The course itself consisted of a curved run, and when I say “run,” it truly was, meaning that this setup would give mountains in the Midwest a run for their money. At the top section, the riders were afforded a down rail placed next to a wallride, giving them the option of hitting the rail au natural or transferring á lá Louif Paradis from the wall down onto the metal. To the rider’s right was a long flat-down-flat with tranny hugging the bottom so the contestants could choose to Ollie over the rail to the transition below or slide the rail in its entirety. The bottom feature was a wallride over a closeout, funneling the riders down into the bottom zone where they would unstrap, hike up, and do it all over again. Burton’s all-around wünderkid Mark Sollors was overheard saying that two hours on the course felt like a full day of riding. SPT’s Chris Castaneda was the man on-site, and after watching him lug and labor for a week straight to get this monstrosity put together on time, it was safe to say that he was more than likely the hardest-working park builder of the week.
The riders who flew out composed an incredible list of talent. Zak Hale, Ethan Deiss, Austen Sweetin, Marc Swoboda, Jesse Augustinus, Florian Achenrainer, Neils Schack, Tommy Gesme, Ian Sams, Scotty Vine, Dominik Wagner, Mark Sollors, local Japanese ams Ryo Eguchi and Yuma Abe, Dylan Thompson, and Denis Leontyev set the stage for the Tokyo crowd and they certainly weren’t disappointed with the riding that went down because with a crew this skilled and a setup this spectacular, it was inevitable that good shit was about to go down.
Throughout the two twenty minute jam sessions, ridiculous tricks were being landed left and right and although it was tough to keep track of all of it, there were some standouts. Mark Sollors, for one, was doing massive Ollie transfers to the transition below, as was Tommy Gesme with back 180 seatbelts to flat. Dylan Thompson was front boarding the giant kink’s down and popping into the landing, Zak Hale was transferring from the wall to the rail, Flo Achenrainer was Andrechting over the rail into the bottom wall, crowd favorite Yuma Abe was frontside 630ing off the top rail into the bottom tranny, Jesse Augustinus found some insane transfers as well, while Austen Sweetin took to the bottom wall and went the highest of anyone on the night. But, when all was said and done, the list of sixteen was cut down to only four, and they were Dylan Thompson, Zak Hale, Ian Sams, and Yuma Abe. A heavy cut for finals mirrored an equally heavy field of riders.

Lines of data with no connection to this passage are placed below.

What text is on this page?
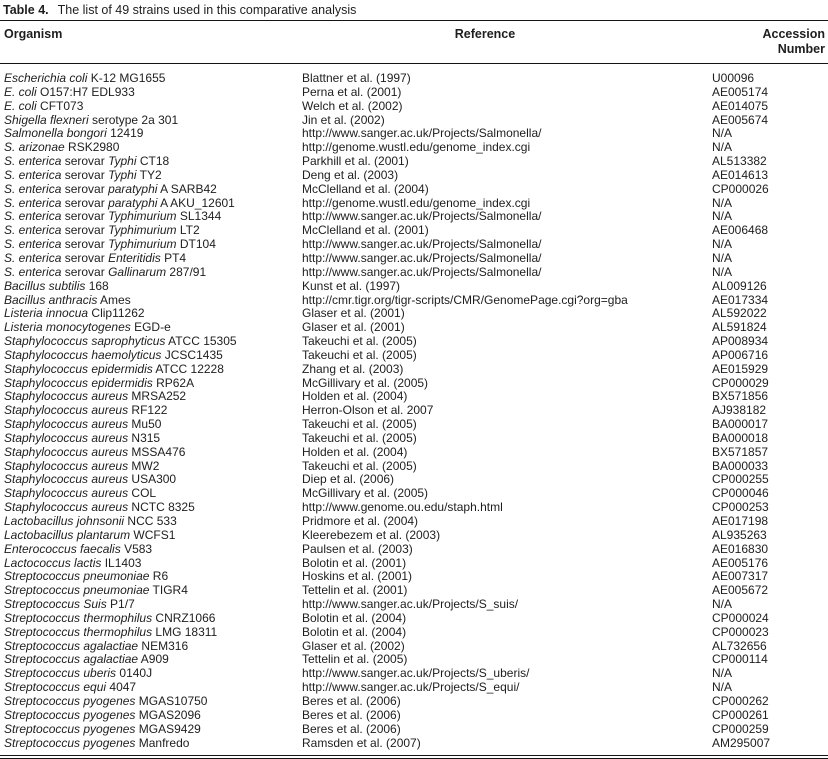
Table 4. The list of 49 strains used in this comparative analysis
Organism	Reference	Accession Number
Escherichia coli K-12 MG1655	Blattner et al. (1997)	U00096
E. coli O157:H7 EDL933	Perna et al. (2001)	AE005174
E. coli CFT073	Welch et al. (2002)	AE014075
Shigella flexneri serotype 2a 301	Jin et al. (2002)	AE005674
Salmonella bongori 12419	http://www.sanger.ac.uk/Projects/Salmonella/	N/A
S. arizonae RSK2980	http://genome.wustl.edu/genome_index.cgi	N/A
S. enterica serovar Typhi CT18	Parkhill et al. (2001)	AL513382
S. enterica serovar Typhi TY2	Deng et al. (2003)	AE014613
S. enterica serovar paratyphi A SARB42	McClelland et al. (2004)	CP000026
S. enterica serovar paratyphi A AKU_12601	http://genome.wustl.edu/genome_index.cgi	N/A
S. enterica serovar Typhimurium SL1344	http://www.sanger.ac.uk/Projects/Salmonella/	N/A
S. enterica serovar Typhimurium LT2	McClelland et al. (2001)	AE006468
S. enterica serovar Typhimurium DT104	http://www.sanger.ac.uk/Projects/Salmonella/	N/A
S. enterica serovar Enteritidis PT4	http://www.sanger.ac.uk/Projects/Salmonella/	N/A
S. enterica serovar Gallinarum 287/91	http://www.sanger.ac.uk/Projects/Salmonella/	N/A
Bacillus subtilis 168	Kunst et al. (1997)	AL009126
Bacillus anthracis Ames	http://cmr.tigr.org/tigr-scripts/CMR/GenomePage.cgi?org=gba	AE017334
Listeria innocua Clip11262	Glaser et al. (2001)	AL592022
Listeria monocytogenes EGD-e	Glaser et al. (2001)	AL591824
Staphylococcus saprophyticus ATCC 15305	Takeuchi et al. (2005)	AP008934
Staphylococcus haemolyticus JCSC1435	Takeuchi et al. (2005)	AP006716
Staphylococcus epidermidis ATCC 12228	Zhang et al. (2003)	AE015929
Staphylococcus epidermidis RP62A	McGillivary et al. (2005)	CP000029
Staphylococcus aureus MRSA252	Holden et al. (2004)	BX571856
Staphylococcus aureus RF122	Herron-Olson et al. 2007	AJ938182
Staphylococcus aureus Mu50	Takeuchi et al. (2005)	BA000017
Staphylococcus aureus N315	Takeuchi et al. (2005)	BA000018
Staphylococcus aureus MSSA476	Holden et al. (2004)	BX571857
Staphylococcus aureus MW2	Takeuchi et al. (2005)	BA000033
Staphylococcus aureus USA300	Diep et al. (2006)	CP000255
Staphylococcus aureus COL	McGillivary et al. (2005)	CP000046
Staphylococcus aureus NCTC 8325	http://www.genome.ou.edu/staph.html	CP000253
Lactobacillus johnsonii NCC 533	Pridmore et al. (2004)	AE017198
Lactobacillus plantarum WCFS1	Kleerebezem et al. (2003)	AL935263
Enterococcus faecalis V583	Paulsen et al. (2003)	AE016830
Lactococcus lactis IL1403	Bolotin et al. (2001)	AE005176
Streptococcus pneumoniae R6	Hoskins et al. (2001)	AE007317
Streptococcus pneumoniae TIGR4	Tettelin et al. (2001)	AE005672
Streptococcus Suis P1/7	http://www.sanger.ac.uk/Projects/S_suis/	N/A
Streptococcus thermophilus CNRZ1066	Bolotin et al. (2004)	CP000024
Streptococcus thermophilus LMG 18311	Bolotin et al. (2004)	CP000023
Streptococcus agalactiae NEM316	Glaser et al. (2002)	AL732656
Streptococcus agalactiae A909	Tettelin et al. (2005)	CP000114
Streptococcus uberis 0140J	http://www.sanger.ac.uk/Projects/S_uberis/	N/A
Streptococcus equi 4047	http://www.sanger.ac.uk/Projects/S_equi/	N/A
Streptococcus pyogenes MGAS10750	Beres et al. (2006)	CP000262
Streptococcus pyogenes MGAS2096	Beres et al. (2006)	CP000261
Streptococcus pyogenes MGAS9429	Beres et al. (2006)	CP000259
Streptococcus pyogenes Manfredo	Ramsden et al. (2007)	AM295007
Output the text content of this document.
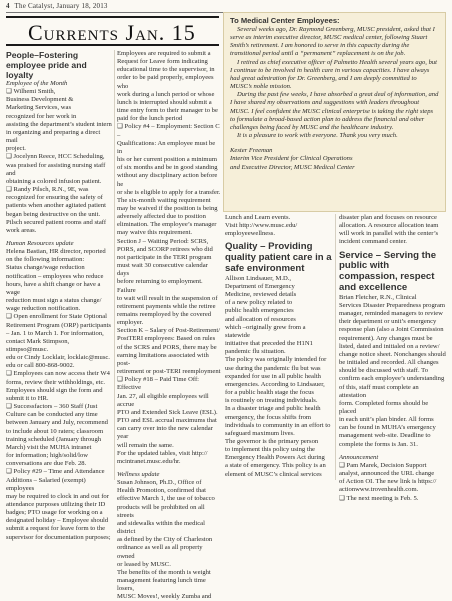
4 The Catalyst, January 18, 2013
Currents Jan. 15
People–Fostering employee pride and loyalty
Employee of the Month
❑ Wilhemi Smith,
Business Development &
Marketing Services, was
recognized for her work in
assisting the department’s student intern
in organizing and preparing a direct mail
project.
❑ Jocelynn Reece, HCC Scheduling,
was praised for assisting nursing staff and
obtaining a colored infusion patient.
❑ Randy Pilsch, R.N., 9E, was
recognized for ensuring the safety of
patients when another agitated patient
began being destructive on the unit.
Pilsch secured patient rooms and staff
work areas.
Human Resources update
Helena Bastian, HR director, reported
on the following information:
Status change/wage reduction
notification – employees who reduce
hours, have a shift change or have a wage
reduction must sign a status change/
wage reduction notification.
❑ Open enrollment for State Optional
Retirement Program (ORP) participants
– Jan. 1 to March 1. For information,
contact Mark Stimpson, stimpso@musc.
edu or Cindy Locklair, locklaic@musc.
edu or call 800-868-9002.
❑ Employees can now access their W4
forms, review their withholdings, etc.
Employees should sign the form and
submit it to HR.
❑ Successfactors – 360 Staff (Just
Culture can be conducted any time
between January and July, recommend
to include about 10 raters; classroom
training scheduled (January through
March) visit the MUHA intranet
for information; high/solid/low
conversations are due Feb. 28.
❑ Policy #29 – Time and Attendance
Additions – Salaried (exempt) employees
may be required to clock in and out for
attendance purposes utilizing their ID
badges; PTO usage for working on a
designated holiday – Employee should
submit a request for leave form to the
supervisor for documentation purposes;
Employees are required to submit a
Request for Leave form indicating
educational time to the supervisor, in
order to be paid properly, employees who
work during a lunch period or whose
lunch is interrupted should submit a
time entry form to their manager to be
paid for the lunch period
❑ Policy #4 – Employment: Section C –
Qualifications: An employee must be in
his or her current position a minimum
of six months and be in good standing
without any disciplinary action before he
or she is eligible to apply for a transfer.
The six-month waiting requirement
may be waived if the position is being
adversely affected due to position
elimination. The employee’s manager
may waive this requirement.
Section J – Waiting Period: SCRS,
PORS, and SCORP retirees who did
not participate in the TERI program
must wait 30 consecutive calendar days
before returning to employment. Failure
to wait will result in the suspension of
retirement payments while the retiree
remains reemployed by the covered
employer.
Section K – Salary of Post-Retirement/
PostTERI employees: Based on rules
of the SCRS and PORS, there may be
earning limitations associated with post-
retirement or post-TERI reemployment
❑ Policy #18 – Paid Time Off: Effective
Jan. 27, all eligible employees will accrue
PTO and Extended Sick Leave (ESL).
PTO and ESL accrual maximums that
can carry over into the new calendar year
will remain the same.
For the updated tables, visit http://
mcintranet.musc.edu/hr.
Wellness update
Susan Johnson, Ph.D., Office of
Health Promotion, confirmed that
effective March 1, the use of tobacco
products will be prohibited on all streets
and sidewalks within the medical district
as defined by the City of Charleston
ordinance as well as all property owned
or leased by MUSC.
The benefits of the month is weight
management featuring lunch time losers,
MUSC Moves!, weekly Zumba and
To Medical Center Employees:

Several weeks ago, Dr. Raymond Greenberg, MUSC president, asked that I serve as interim executive director, MUSC medical center, following Stuart Smith’s retirement. I am honored to serve in this capacity during the transitional period until a “permanent” replacement is on the job.

I retired as chief executive officer of Palmetto Health several years ago, but I continue to be involved in health care in various capacities. I have always had great admiration for Dr. Greenberg, and I am deeply committed to MUSC’s noble mission.

During the past few weeks, I have absorbed a great deal of information, and I have shared my observations and suggestions with leaders throughout MUSC. I feel confident the MUSC clinical enterprise is taking the right steps to formulate a broad-based action plan to address the financial and other challenges being faced by MUSC and the healthcare industry.

It is a pleasure to work with everyone. Thank you very much.

Kester Freeman

Interim Vice President for Clinical Operations

and Executive Director, MUSC Medical Center

Lunch and Learn events.
Visit http://www.musc.edu/
employeewellness.
Quality – Providing quality patient care in a safe environment
Allison Lindsauer, M.D.,
Department of Emergency
Medicine, reviewed details
of a new policy related to
public health emergencies
and allocation of resources
which –originally grew from a statewide
initiative that preceded the H1N1
pandemic flu situation.
The policy was originally intended for
use during the pandemic flu but was
expanded for use in all public health
emergencies. According to Lindsauer,
for a public health stage the focus
is routinely on treating individuals.
In a disaster triage and public health
emergency, the focus shifts from
individuals to community in an effort to
safeguard maximum lives.
The governor is the primary person
to implement this policy using the
Emergency Health Powers Act during
a state of emergency. This policy is an
element of MUSC’s clinical services
disaster plan and focuses on resource
allocation. A resource allocation team
will work in parallel with the center’s
incident command center.
Service – Serving the public with compassion, respect and excellence
Brian Fletcher, R.N., Clinical
Services Disaster Preparedness program
manager, reminded managers to review
their department or unit’s emergency
response plan (also a Joint Commission
requirement). Any changes must be
listed, dated and initialed on a review/
change notice sheet. Nonchanges should
be initialed and recorded. All changes
should be discussed with staff. To
confirm each employee’s understanding
of this, staff must complete an attestation
form. Completed forms should be placed
in each unit’s plan binder. All forms
can be found in MUHA’s emergency
management web-site. Deadline to
complete the forms is Jan. 31.
Announcement
❑ Pam Marek, Decision Support
analyst, announced the URL change
of Action OI. The new link is https://
actionwww.trovenhealth.com.
❑ The next meeting is Feb. 5.
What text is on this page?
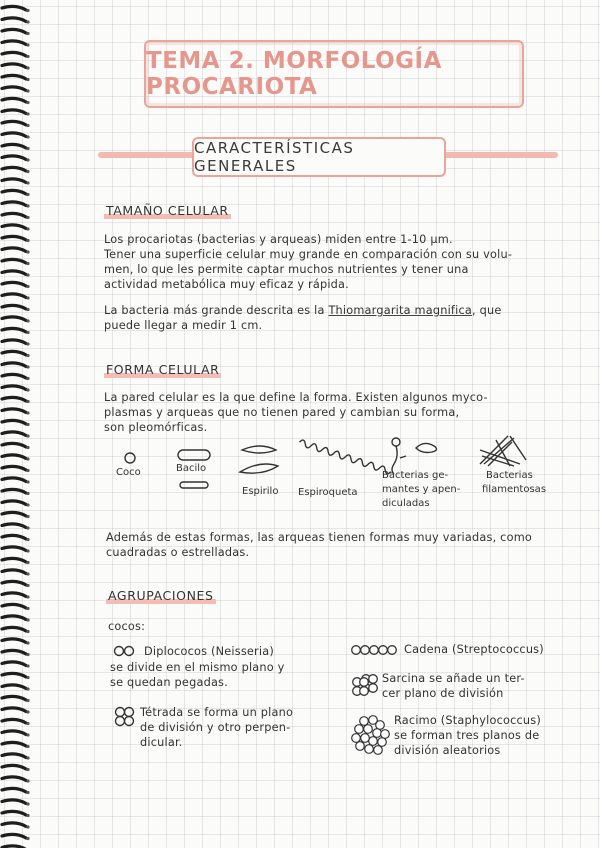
TEMA 2. MORFOLOGÍA PROCARIOTA
CARACTERÍSTICAS GENERALES
TAMAÑO CELULAR
Los procariotas (bacterias y arqueas) miden entre 1-10 µm.
Tener una superficie celular muy grande en comparación con su volu-
men, lo que les permite captar muchos nutrientes y tener una
actividad metabólica muy eficaz y rápida.
La bacteria más grande descrita es la Thiomargarita magnifica, que
puede llegar a medir 1 cm.
FORMA CELULAR
La pared celular es la que define la forma. Existen algunos myco-
plasmas y arqueas que no tienen pared y cambian su forma,
son pleomórficas.
Coco	Bacilo
Espirilo Espiroqueta
Bacterias ge-
mantes y apen-
diculadas
Bacterias
filamentosas
Además de estas formas, las arqueas tienen formas muy variadas, como
cuadradas o estrelladas.
AGRUPACIONES
cocos:
Diplococos (Neisseria)
se divide en el mismo plano y
se quedan pegadas.
Tétrada se forma un plano
de división y otro perpen-
dicular.
Cadena (Streptococcus)
Sarcina se añade un ter-
cer plano de división
Racimo (Staphylococcus)
se forman tres planos de
división aleatorios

For the finals, the format switched from a jam session to three runs apiece, with the best run taking home the $15,000 first place prize. Head judge Sandy McDonald was joined by the inimitable Jeremy Jones in deciding who would take home the win, and they certainly had their work cut out for themselves. Dylan Thompson, one of the favorites of the event, couldn’t put down the line he wanted to land and landed in fourth place. Bear local Ian Sams made his trip worthwhile by taking third place while local boy Yuma Abe had arguably his best night ever in his young snowboarding career with a second place finish. However, it was Burton’s Zak Hale who has himself $15,000 to declare at Customs when he lands back in the States as he took the win in commanding fashion. Zak was in control all night and from midway through the first jam session, no one could take him out of the top spot. Congratulations are in order for that guy, once we confirm that he spent his mandatory ten-percent at the bar last night (karaoke joint works, too).
The Burton Rail Days Presented by MINI is a wrap and what an event it was. Sionara, and we’ll see you again next year. Kampai!